Rahman personally confirmed the death on Twitter with a picture of his mother. The Oscar and Grammy award winning music composer was extremely close to his mother and in many previous interviews, he has disclosed that it was his mother who had realised his flair in music and had nurtured it.
Describing his mother as a spiritual person, Rahman said that she was way above him in the way her mind worked and how she took decisions. It was his mother who had made him leave school in class 12 and pursue a career in music. “It was conviction that music is the line for me,” he said.
“My father was an arranger for composers. Those days composers were Carnatic musicians, who would write the tunes and my father would arrange the music and so, he would be working with eight composers at the same time, working night and day,” he said in an interview.
For five years after his father’s death, his mother used to rent out his father’s musical equipment to make a living.

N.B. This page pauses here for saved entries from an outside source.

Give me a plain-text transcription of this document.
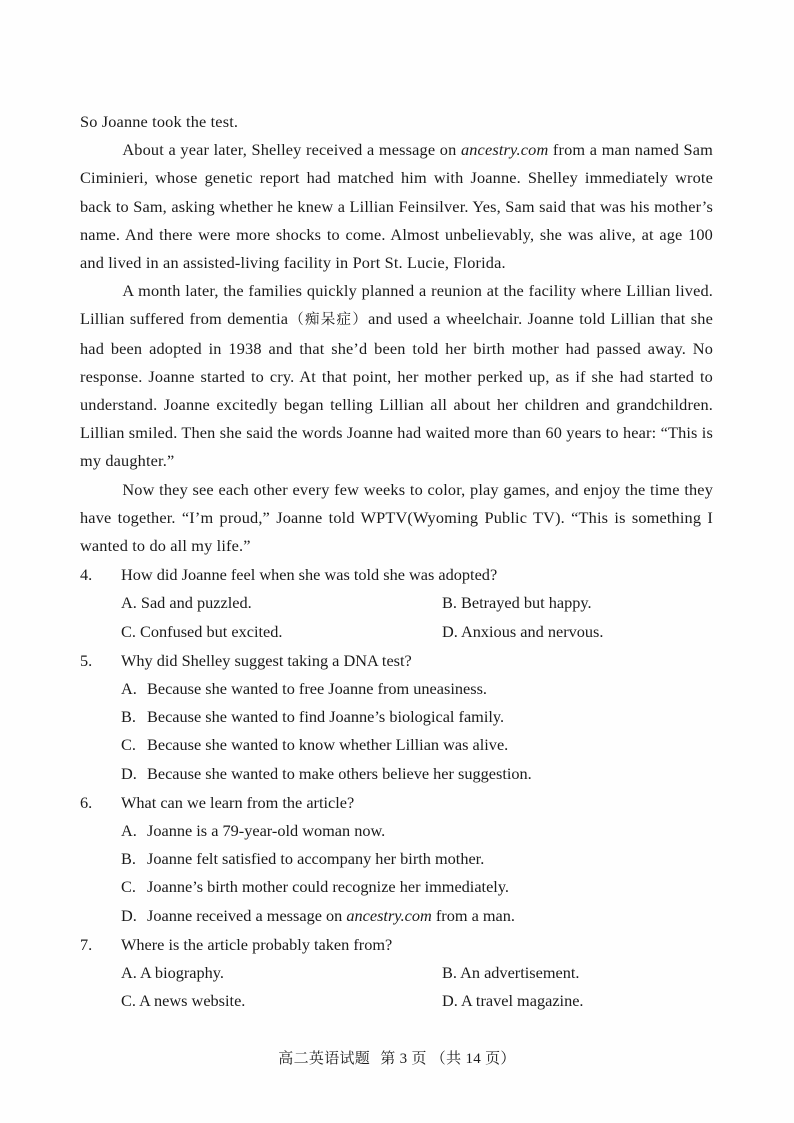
So Joanne took the test.

About a year later, Shelley received a message on ancestry.com from a man named Sam Ciminieri, whose genetic report had matched him with Joanne. Shelley immediately wrote back to Sam, asking whether he knew a Lillian Feinsilver. Yes, Sam said that was his mother’s name. And there were more shocks to come. Almost unbelievably, she was alive, at age 100 and lived in an assisted-living facility in Port St. Lucie, Florida.

A month later, the families quickly planned a reunion at the facility where Lillian lived. Lillian suffered from dementia（痴呆症）and used a wheelchair. Joanne told Lillian that she had been adopted in 1938 and that she’d been told her birth mother had passed away. No response. Joanne started to cry. At that point, her mother perked up, as if she had started to understand. Joanne excitedly began telling Lillian all about her children and grandchildren. Lillian smiled. Then she said the words Joanne had waited more than 60 years to hear: “This is my daughter.”

Now they see each other every few weeks to color, play games, and enjoy the time they have together. “I’m proud,” Joanne told WPTV(Wyoming Public TV). “This is something I wanted to do all my life.”

4.	How did Joanne feel when she was told she was adopted?
A. Sad and puzzled.	B. Betrayed but happy.
C. Confused but excited.	D. Anxious and nervous.
5.	Why did Shelley suggest taking a DNA test?
A. Because she wanted to free Joanne from uneasiness.
B. Because she wanted to find Joanne’s biological family.
C. Because she wanted to know whether Lillian was alive.
D. Because she wanted to make others believe her suggestion.
6.	What can we learn from the article?
A. Joanne is a 79-year-old woman now.
B. Joanne felt satisfied to accompany her birth mother.
C. Joanne’s birth mother could recognize her immediately.
D. Joanne received a message on ancestry.com from a man.
7.	Where is the article probably taken from?
A. A biography.	B. An advertisement.
C. A news website.	D. A travel magazine.
高二英语试题 第 3 页 （共 14 页）
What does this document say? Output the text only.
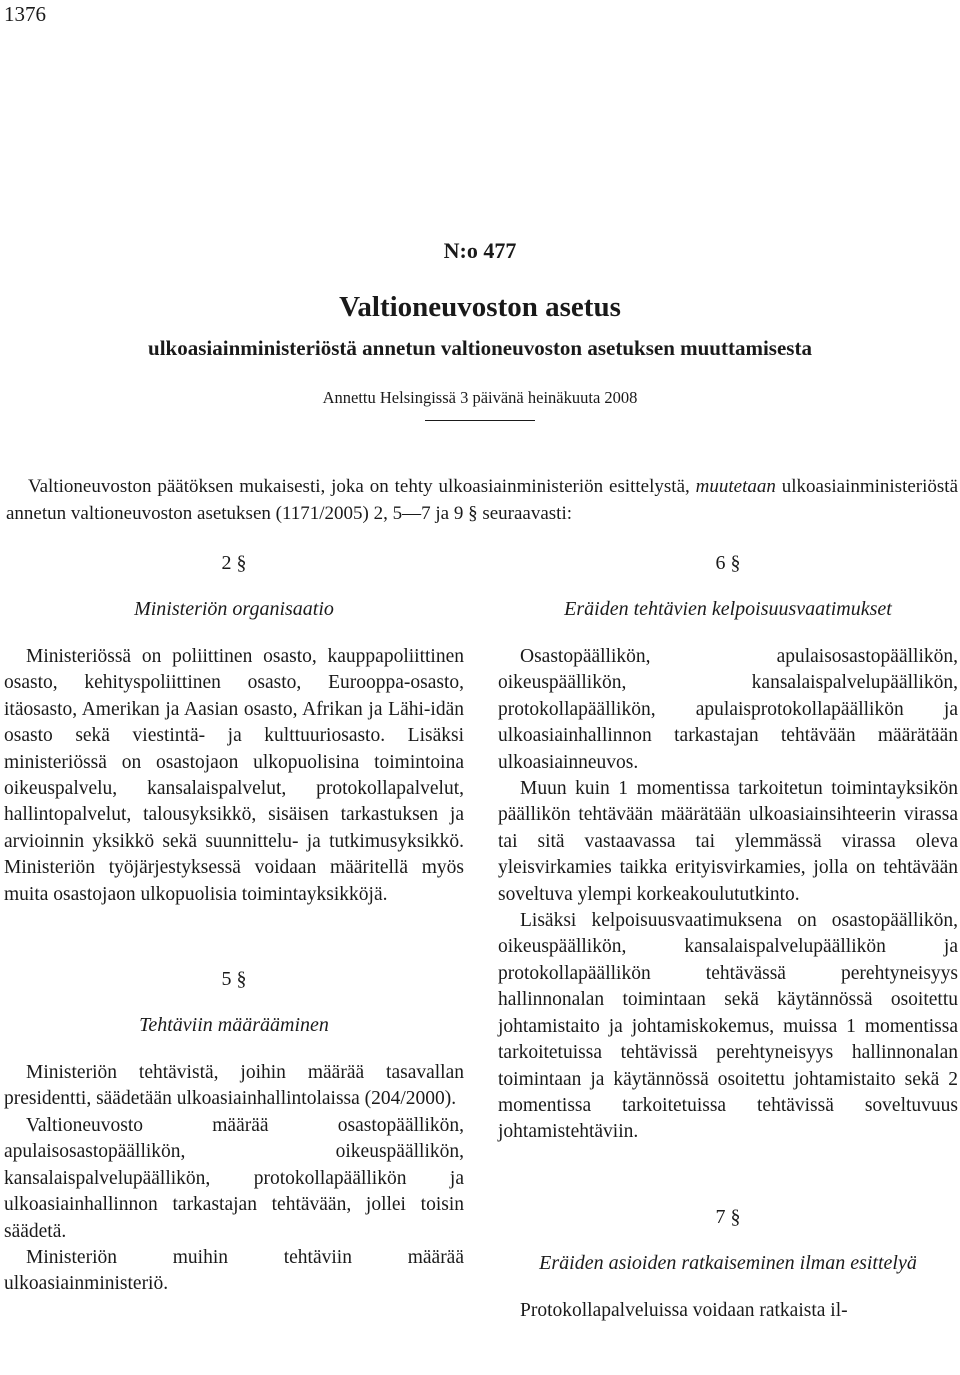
1376

N:o 477

Valtioneuvoston asetus

ulkoasiainministeriöstä annetun valtioneuvoston asetuksen muuttamisesta

Annettu Helsingissä 3 päivänä heinäkuuta 2008

Valtioneuvoston päätöksen mukaisesti, joka on tehty ulkoasiainministeriön esittelystä, muutetaan ulkoasiainministeriöstä annetun valtioneuvoston asetuksen (1171/2005) 2, 5—7 ja 9 § seuraavasti:

2 §

Ministeriön organisaatio

Ministeriössä on poliittinen osasto, kauppapoliittinen osasto, kehityspoliittinen osasto, Eurooppa-osasto, itäosasto, Amerikan ja Aasian osasto, Afrikan ja Lähi-idän osasto sekä viestintä- ja kulttuuriosasto. Lisäksi ministeriössä on osastojaon ulkopuolisina toimintoina oikeuspalvelu, kansalaispalvelut, protokollapalvelut, hallintopalvelut, talousyksikkö, sisäisen tarkastuksen ja arvioinnin yksikkö sekä suunnittelu- ja tutkimusyksikkö. Ministeriön työjärjestyksessä voidaan määritellä myös muita osastojaon ulkopuolisia toimintayksikköjä.

5 §

Tehtäviin määrääminen

Ministeriön tehtävistä, joihin määrää tasavallan presidentti, säädetään ulkoasiainhallintolaissa (204/2000).

Valtioneuvosto määrää osastopäällikön, apulaisosastopäällikön, oikeuspäällikön, kansalaispalvelupäällikön, protokollapäällikön ja ulkoasiainhallinnon tarkastajan tehtävään, jollei toisin säädetä.

Ministeriön muihin tehtäviin määrää ulkoasiainministeriö.

6 §

Eräiden tehtävien kelpoisuusvaatimukset

Osastopäällikön, apulaisosastopäällikön, oikeuspäällikön, kansalaispalvelupäällikön, protokollapäällikön, apulaisprotokollapäällikön ja ulkoasiainhallinnon tarkastajan tehtävään määrätään ulkoasiainneuvos.

Muun kuin 1 momentissa tarkoitetun toimintayksikön päällikön tehtävään määrätään ulkoasiainsihteerin virassa tai sitä vastaavassa tai ylemmässä virassa oleva yleisvirkamies taikka erityisvirkamies, jolla on tehtävään soveltuva ylempi korkeakoulututkinto.

Lisäksi kelpoisuusvaatimuksena on osastopäällikön, oikeuspäällikön, kansalaispalvelupäällikön ja protokollapäällikön tehtävässä perehtyneisyys hallinnonalan toimintaan sekä käytännössä osoitettu johtamistaito ja johtamiskokemus, muissa 1 momentissa tarkoitetuissa tehtävissä perehtyneisyys hallinnonalan toimintaan ja käytännössä osoitettu johtamistaito sekä 2 momentissa tarkoitetuissa tehtävissä soveltuvuus johtamistehtäviin.

7 §

Eräiden asioiden ratkaiseminen ilman esittelyä

Protokollapalveluissa voidaan ratkaista il-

But when she was asked to sell the equipment to make money, she refused to do so stating that her son would take care of the musical equipment.
Rahman in the book ‘AR Rahman The Spirit of Music’ by author Nasreen Munni Kabir had also revealed how a seer his mother looked after led him to embrace Sufi Islam.
“My mother was a practising Hindu. My mother had always been spiritually inclined. We had Hindu religious images on the walls of the Habibullah Road house where we grew up. There was also an image of Mother Mary holding Jesus in Her arms and a photograph of the sacred sites of Mecca and Medina. In 1986, ten year after my father died, we happened to meet Qadri Saaheb again. The seer was unwell and my mother looked after him. He regarded her as a daughter. There was a strong connection between us. I was nineteen at the time and working on a session musician and composing jingles.”
When asked if Qadri Saaheb asked him to embrace Islam, Rahman said, “No, he didn’t. Nobody is forced to convert to the path of Sufism. You only follow if it comes from your heart.
A year after we met Qadri Saaheb, in 1987, we moved from Habibullah Road to Kodambakkam, to the house where we still live. When we moved, I was reminded of what Jesus Christ, Peace be upon Him, once said: “I wish that you were cold and hot. So because you are lukewarm, and neither hot nor cold, I will spit you out of My mouth.” What I understood by his words was that it is better to choose one path. The Sufi path spiritually lifted both my mother and me, and we felt it was the best path for us, so we embraced Sufi Islam.”